Getting Around, London Travel, Transport and Car Rental
(London, England, UK)
Getting into London couldn't be easier, with an excellent road and rail network and four international airports, you will have no problem arriving. Once you are in the city, travel on the London Underground (tube train), by bus or famous black cab. You may also find that many areas of interest are well within walking distance.
Airports / Arriving by Air
Flying into London you will arrive at one of the capital's four international airports
, Heathrow (LHR), Gatwick (LGW), Stansted (STN) and London City Airport (LCY). They are all less than an hour from the city centre and you can travel into London by either express trains, coaches, buses or by car.
London City Airport (LCY) Guide
London Gatwick Airport (LGW) Guide
London Heathrow International Airport (LHR) Guide
London Luton Airport (LTN) Guide
London Stansted Airport (STN) Guide
London has a complex network of underground train stations and this is more commonly known as 'The Tube'. It consists of 11 different lines crossing much of London and provides a fast and cheap way to travel all over the capital, categorising London into zones. Each line has its own colour and name - all you need to know is which direction you are travelling in. Day / weekend passes may be purchased, providing unlimited travel.
Many of the international car hire companies are well represented in the capital, providing a wide range of British, European and Japanese cars to choose from. The majority of British hire cars are manually geared and therefore automatic cars may need to be reserved. All car hire London comes with breakdown cover supplied as normal. Chauffeur-driven limousines and other self-drive vehicles can also be easily hired if required and budget is not an option.

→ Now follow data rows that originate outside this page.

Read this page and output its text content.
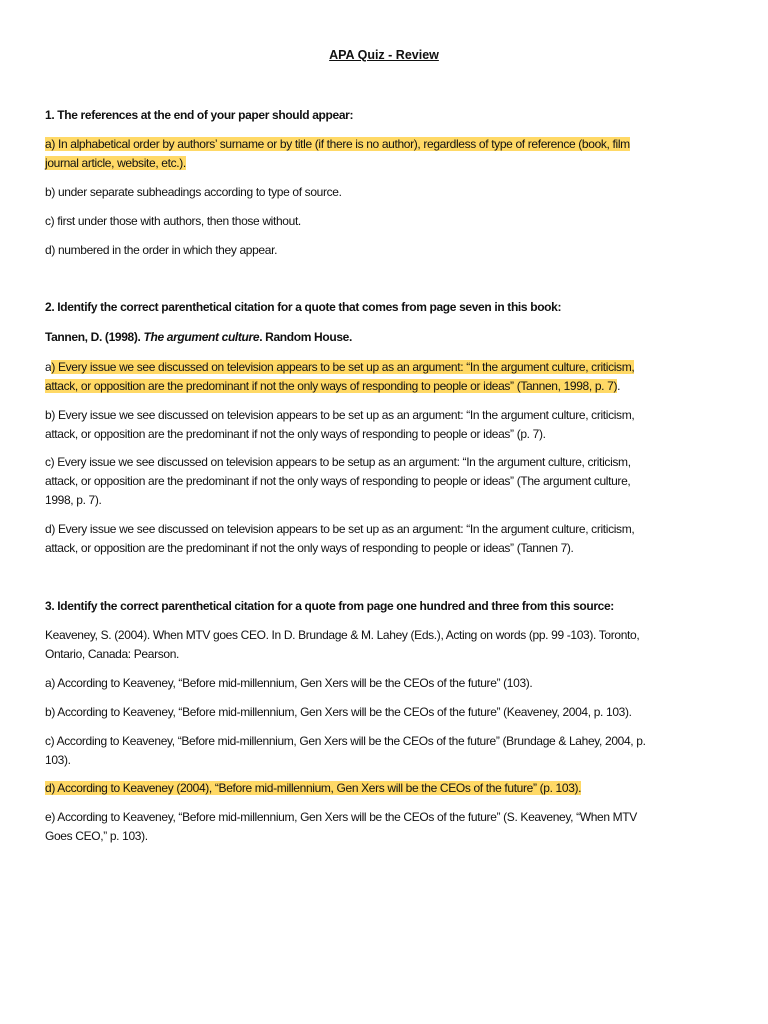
APA Quiz - Review
1. The references at the end of your paper should appear:
a) In alphabetical order by authors’ surname or by title (if there is no author), regardless of type of reference (book, film
journal article, website, etc.).
b) under separate subheadings according to type of source.
c) first under those with authors, then those without.
d) numbered in the order in which they appear.
2. Identify the correct parenthetical citation for a quote that comes from page seven in this book:
Tannen, D. (1998). The argument culture. Random House.
a) Every issue we see discussed on television appears to be set up as an argument: “In the argument culture, criticism,
attack, or opposition are the predominant if not the only ways of responding to people or ideas” (Tannen, 1998, p. 7).
b) Every issue we see discussed on television appears to be set up as an argument: “In the argument culture, criticism,
attack, or opposition are the predominant if not the only ways of responding to people or ideas” (p. 7).
c) Every issue we see discussed on television appears to be setup as an argument: “In the argument culture, criticism,
attack, or opposition are the predominant if not the only ways of responding to people or ideas” (The argument culture,
1998, p. 7).
d) Every issue we see discussed on television appears to be set up as an argument: “In the argument culture, criticism,
attack, or opposition are the predominant if not the only ways of responding to people or ideas” (Tannen 7).
3. Identify the correct parenthetical citation for a quote from page one hundred and three from this source:
Keaveney, S. (2004). When MTV goes CEO. In D. Brundage & M. Lahey (Eds.), Acting on words (pp. 99 -103). Toronto,
Ontario, Canada: Pearson.
a) According to Keaveney, “Before mid-millennium, Gen Xers will be the CEOs of the future” (103).
b) According to Keaveney, “Before mid-millennium, Gen Xers will be the CEOs of the future” (Keaveney, 2004, p. 103).
c) According to Keaveney, “Before mid-millennium, Gen Xers will be the CEOs of the future” (Brundage & Lahey, 2004, p.
103).
d) According to Keaveney (2004), “Before mid-millennium, Gen Xers will be the CEOs of the future” (p. 103).
e) According to Keaveney, “Before mid-millennium, Gen Xers will be the CEOs of the future” (S. Keaveney, “When MTV
Goes CEO,” p. 103).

To be able to drive a car in the United Kingdom, you must be at least 17 years old, holding a valid driving licence and car insurance. It is compulsory for the driver and all passengers to wear seat belts, in both the front and back seats. The national speed limit on both motorways and dual carriageways is 70 mph / 110 kph and on all other main roads the limit is 60 mph / 95 kph unless otherwise specified. In towns and cities the speed limits are much slower, usually between 30 - 40 mph / 50 - 60 kph. Drivers caught exceeding the speed limit risk possible heavy fines and licence endorsement. Speed cameras are frequently placed along roads to catch offenders and radar speed-traps are also used. Drivers may also be fined for driving under the influence of alcohol or drugs, without due care or attention, not using seat belts and using a vehicle not in a roadworthy condition.
Service stations can be found on main roads and are open daily, serving internationally known brands of unleaded and diesel fuel. They are more commonly referred to as 'petrol stations' and usually also sell newspapers, magazines, drinks and basic groceries.
There are many useful large car parks in London and their locations are indicated by blue street signs which have a white 'P' in the centre.
When parking on the street, take note of parking rules as these are strictly enforced by traffic wardens and the police, who may issue parking fines, wheel clamps or arrange for the vehicle to be towed away. Double yellow lines painted on the road surface next to the kerb mean no parking or stopping and single lines mean you may stop quickly only to pick up or put down, but not actually park. Other street parking is normally regulated by pay-meters for short stays - or residential permits.
Street parking in London is difficult, although most streets in the city centre do have parking meters, with the parking bay clearly being marked out. Many of these will only allow you to use them for set periods, e.g. one hour, and if this is the case it will be clearly marked on the meter. They will also indicate when you can park there for free, usually after 18:30.
Emergency Telephone Numbers
If you are involved in a car accident, dial 999 for police, ambulance or the fire service. When making a 999 call, always give as much information about the incident as you can.
If you are in all a small group, then metered black cabs can be an economical way of getting around the centre. A yellow light over the windscreen tells you if the cab is available - just stick your arm out to hail it. London's cabbies are the best trained in Europe, every one of them knows the shortest route between any two points in the capital. Minicabs tend to be less reliable than black cabs, as their drivers are just individuals rather than trained professionals, although they are often cheaper. Most minicabs are not metered, so it is important to establish the fare beforehand.
There are many forms of reliable public transport in and around the city centre. Traditional London buses travel to all parts of the city and are easy to identify, being painted bright red. Open-top hop on / off guide bus tours operate every 5 to 10 minutes throughout the day at regular intervals in central London. They provide an easy way sightseeing and with daily hop on / off tickets, they are also a very useful way to travel since you can leave the bus to explore and get back on when you are ready.
Many boat trips run up and down the River Thames and this can be a novel way of travelling around the city. However, most are sightseeing trips, taking you to places such as the Thames River Barrier.
Those in Europe can reach London by rail from Paris
, Lille and Brussels via the Channel Tunnel.